Was damit gemeint ist, hat sich die Böhme-Zeitung in der Stadt Rendsburg angesehen, die ebenfalls mit dieser Alternative zur Sanierung von Aufbruchstellen experimentiert hat. Dabei wird auf eine Tragschicht eine dynamische Schicht verbaut, die der Wasserspeicherung dient und ein Austrocknen verhindert. Darüber liegt die körnige Deckschicht mit einem gallertartigen Stabilisator. Der Stabilisator ist ein organisches Bindemittel und umweltverträglich.
Wasserdurchlässiger Mineralstoffboden als Alternative zum Asphalt
Genutzt werden solche Mineralstoffe von Hanse-Grand auch im Heidekreis, etwa im Kloster Walsrode. Ein ähnliches Konzept hat die Stadt Schneverdingen im Südpark verbaut. Solche Wege in Parkanlagen fallen Nutzern oft unangenehm auf.

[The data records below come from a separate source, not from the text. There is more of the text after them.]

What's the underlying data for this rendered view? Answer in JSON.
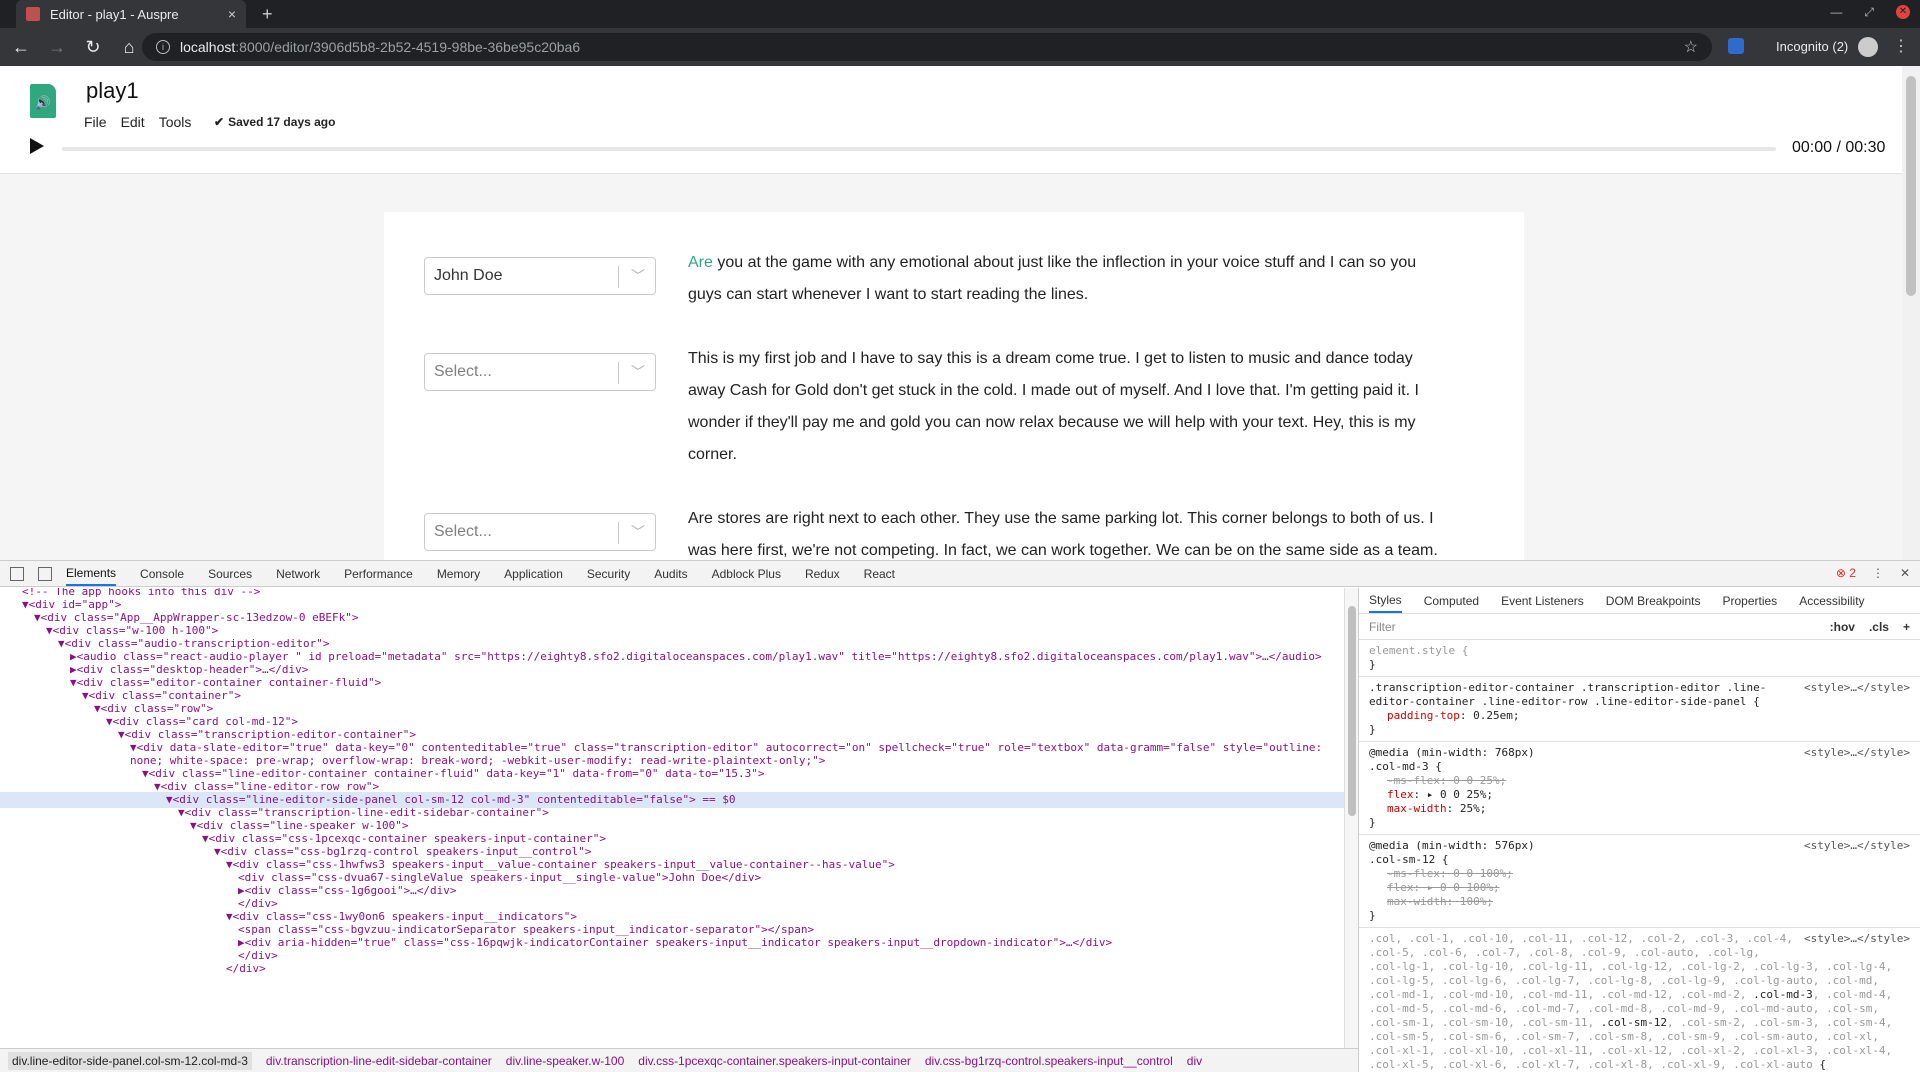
{
  "browser": {
    "tab_title": "Editor - play1 - Auspre",
    "tab_close": "×",
    "new_tab": "+",
    "url_host": "localhost",
    "url_path": ":8000/editor/3906d5b8-2b52-4519-98be-36be95c20ba6",
    "incognito": "Incognito (2)"
  },
  "app": {
    "doc_title": "play1",
    "menu": [
      "File",
      "Edit",
      "Tools"
    ],
    "saved": "Saved 17 days ago",
    "time": "00:00 / 00:30",
    "progress": 0.0
  },
  "lines": [
    {
      "speaker": "John Doe",
      "placeholder": false,
      "highlight": "Are",
      "text": " you at the game with any emotional about just like the inflection in your voice stuff and I can so you guys can start whenever I want to start reading the lines."
    },
    {
      "speaker": "Select...",
      "placeholder": true,
      "highlight": "",
      "text": "This is my first job and I have to say this is a dream come true. I get to listen to music and dance today away Cash for Gold don't get stuck in the cold. I made out of myself. And I love that. I'm getting paid it. I wonder if they'll pay me and gold you can now relax because we will help with your text. Hey, this is my corner."
    },
    {
      "speaker": "Select...",
      "placeholder": true,
      "highlight": "",
      "text": "Are stores are right next to each other. They use the same parking lot. This corner belongs to both of us. I was here first, we're not competing. In fact, we can work together. We can be on the same side as a team."
    }
  ],
  "devtools": {
    "tabs": [
      "Elements",
      "Console",
      "Sources",
      "Network",
      "Performance",
      "Memory",
      "Application",
      "Security",
      "Audits",
      "Adblock Plus",
      "Redux",
      "React"
    ],
    "errors": "2",
    "dom_lines": [
      {
        "indent": 0,
        "text": "<!-- The app hooks into this div -->"
      },
      {
        "indent": 0,
        "text": "▼<div id=\"app\">"
      },
      {
        "indent": 1,
        "text": "▼<div class=\"App__AppWrapper-sc-13edzow-0 eBEFk\">"
      },
      {
        "indent": 2,
        "text": "▼<div class=\"w-100 h-100\">"
      },
      {
        "indent": 3,
        "text": "▼<div class=\"audio-transcription-editor\">"
      },
      {
        "indent": 4,
        "text": "▶<audio class=\"react-audio-player \" id preload=\"metadata\" src=\"https://eighty8.sfo2.digitaloceanspaces.com/play1.wav\" title=\"https://eighty8.sfo2.digitaloceanspaces.com/play1.wav\">…</audio>"
      },
      {
        "indent": 4,
        "text": "▶<div class=\"desktop-header\">…</div>"
      },
      {
        "indent": 4,
        "text": "▼<div class=\"editor-container container-fluid\">"
      },
      {
        "indent": 5,
        "text": "▼<div class=\"container\">"
      },
      {
        "indent": 6,
        "text": "▼<div class=\"row\">"
      },
      {
        "indent": 7,
        "text": "▼<div class=\"card col-md-12\">"
      },
      {
        "indent": 8,
        "text": "▼<div class=\"transcription-editor-container\">"
      },
      {
        "indent": 9,
        "text": "▼<div data-slate-editor=\"true\" data-key=\"0\" contenteditable=\"true\" class=\"transcription-editor\" autocorrect=\"on\" spellcheck=\"true\" role=\"textbox\" data-gramm=\"false\" style=\"outline:"
      },
      {
        "indent": 9,
        "text": "none; white-space: pre-wrap; overflow-wrap: break-word; -webkit-user-modify: read-write-plaintext-only;\">"
      },
      {
        "indent": 10,
        "text": "▼<div class=\"line-editor-container container-fluid\" data-key=\"1\" data-from=\"0\" data-to=\"15.3\">"
      },
      {
        "indent": 11,
        "text": "▼<div class=\"line-editor-row row\">"
      },
      {
        "indent": 12,
        "text": "▼<div class=\"line-editor-side-panel col-sm-12 col-md-3\" contenteditable=\"false\"> == $0"
      },
      {
        "indent": 13,
        "text": "▼<div class=\"transcription-line-edit-sidebar-container\">"
      },
      {
        "indent": 14,
        "text": "▼<div class=\"line-speaker w-100\">"
      },
      {
        "indent": 15,
        "text": "▼<div class=\"css-1pcexqc-container speakers-input-container\">"
      },
      {
        "indent": 16,
        "text": "▼<div class=\"css-bg1rzq-control speakers-input__control\">"
      },
      {
        "indent": 17,
        "text": "▼<div class=\"css-1hwfws3 speakers-input__value-container speakers-input__value-container--has-value\">"
      },
      {
        "indent": 18,
        "text": "<div class=\"css-dvua67-singleValue speakers-input__single-value\">John Doe</div>"
      },
      {
        "indent": 18,
        "text": "▶<div class=\"css-1g6gooi\">…</div>"
      },
      {
        "indent": 18,
        "text": "</div>"
      },
      {
        "indent": 17,
        "text": "▼<div class=\"css-1wy0on6 speakers-input__indicators\">"
      },
      {
        "indent": 18,
        "text": "<span class=\"css-bgvzuu-indicatorSeparator speakers-input__indicator-separator\"></span>"
      },
      {
        "indent": 18,
        "text": "▶<div aria-hidden=\"true\" class=\"css-16pqwjk-indicatorContainer speakers-input__indicator speakers-input__dropdown-indicator\">…</div>"
      },
      {
        "indent": 18,
        "text": "</div>"
      },
      {
        "indent": 17,
        "text": "</div>"
      }
    ],
    "breadcrumbs": [
      "div.line-editor-side-panel.col-sm-12.col-md-3",
      "div.transcription-line-edit-sidebar-container",
      "div.line-speaker.w-100",
      "div.css-1pcexqc-container.speakers-input-container",
      "div.css-bg1rzq-control.speakers-input__control",
      "div"
    ],
    "style_tabs": [
      "Styles",
      "Computed",
      "Event Listeners",
      "DOM Breakpoints",
      "Properties",
      "Accessibility"
    ],
    "filter_placeholder": "Filter",
    "filter_buttons": [
      ":hov",
      ".cls",
      "+"
    ],
    "style_src": "<style>…</style>"
  }
}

Grund dafür sind meist die groben Steine, die dabei eingesetzt werden.
Die NLStBV sieht sich daher von dem Mineralstoffboden „nicht uneingeschränkt überzeugt“, wie es Rick Gaue von der Behörde vorsichtig formuliert. „Unter anderem sei hier aufgeführt, dass bei geringer Nutzung die Flächen vom Rand her zuwuchern und die Nutzbarkeit für Inline-Skater und andere Sportgeräte nicht möglich ist.“ Es komme zu Konflikten mit Nutzern. Ähnlich argumentiert Detlef Lerch von der Schneverdinger Stadtverwaltung, auch er steht einer Sanierung betroffener Strecken mit Mineralstoffböden skeptisch gegenüber.
Derweil ist man in Rendsburg von der alternativen Lösung überzeugt. Man habe Aufbrüche gehabt, an Stellen, wo selbst ein 28 Zentimeter dicker Asphaltaufbau mit verbautem Geogitter dem Druck der Wurzeln nicht standgehalten habe. „Wir haben verschiedene Körnungen versucht zwischen 0/8er- und 0/13er-Körnung“, bestätigt Reiner Jochims vom Fachdienst Tiefbau der Stadt an der Eider, dass auch die Rendsburger bei den neuen Sanierungskonzepten erst experimentieren mussten. Rendsburg hat neben Wurzelaufbrüchen auch mit Absackungen im Eiderschwemmland zu kämpfen. Die Deckschicht mit einer 0/8er-Körnung habe sich als die beste Variante erwiesen.
Stadt Rendsburg hat Alternative mit Erfolg getestet
Eine Besichtigung mehrerer ein bis drei Jahre alten Sanierungsstellen lässt das Experimentieren nachvollziehen. Ebene Reparaturstellen mit der kleinsten Körnung weisen Steine auf, die für Fußgänger, Radfahrer, Rollatorennutzer kaum auszumachen sind. Eine ein Jahr alte Deckschicht auf einem Radweg zwischen zwei Stadtvierteln wirkt fest, von Abnutzung keine Spur. „Im Herbst genügt die Körnung noch dafür, dass das Laub zerrieben wird und sich auflöst, sodass auch keine Rutschgefahr besteht“, haben die Rendsburger bereits einiges an Erfahrung gemacht.
Die Stadt hat Hanse-Grand mit größerer Körnung auch an einer abschüssigen Stelle in einer Unterführung eingesetzt. Die viel genutzte Reparaturstelle ist inzwischen drei Jahre alt und muss im vierten Jahr wohl einer Pflege unterzogen werden, da die Deckschicht stellenweise sichtbar abgetragen ist.
Die Rendsburger haben sich nach der mehrjährigen Testphase für das neue Sanierungskonzept entschieden. Sie gehen den innovativen Weg. „Aus Gründen der Nachhaltigkeit“, wie Reiner Jochims erklärt. Die Entsiegelung trage zur Verbesserung des Wasserhaushalts im Boden bei und sei weniger kostspielig bei notwendigen Nacharbeiten.
Die hinter Hanse-Grand stehende Firma aus Selsingen im Kreis Rotenburg wurde in diesem Jahr für ihren Baustoff im Wettbewerb „Blauer Kompass“ des Kompetenzzentrums Klimafolgen und Anpassung im Umweltbundesamt von Bundesumweltministerin Svenja Schulze ausgezeichnet.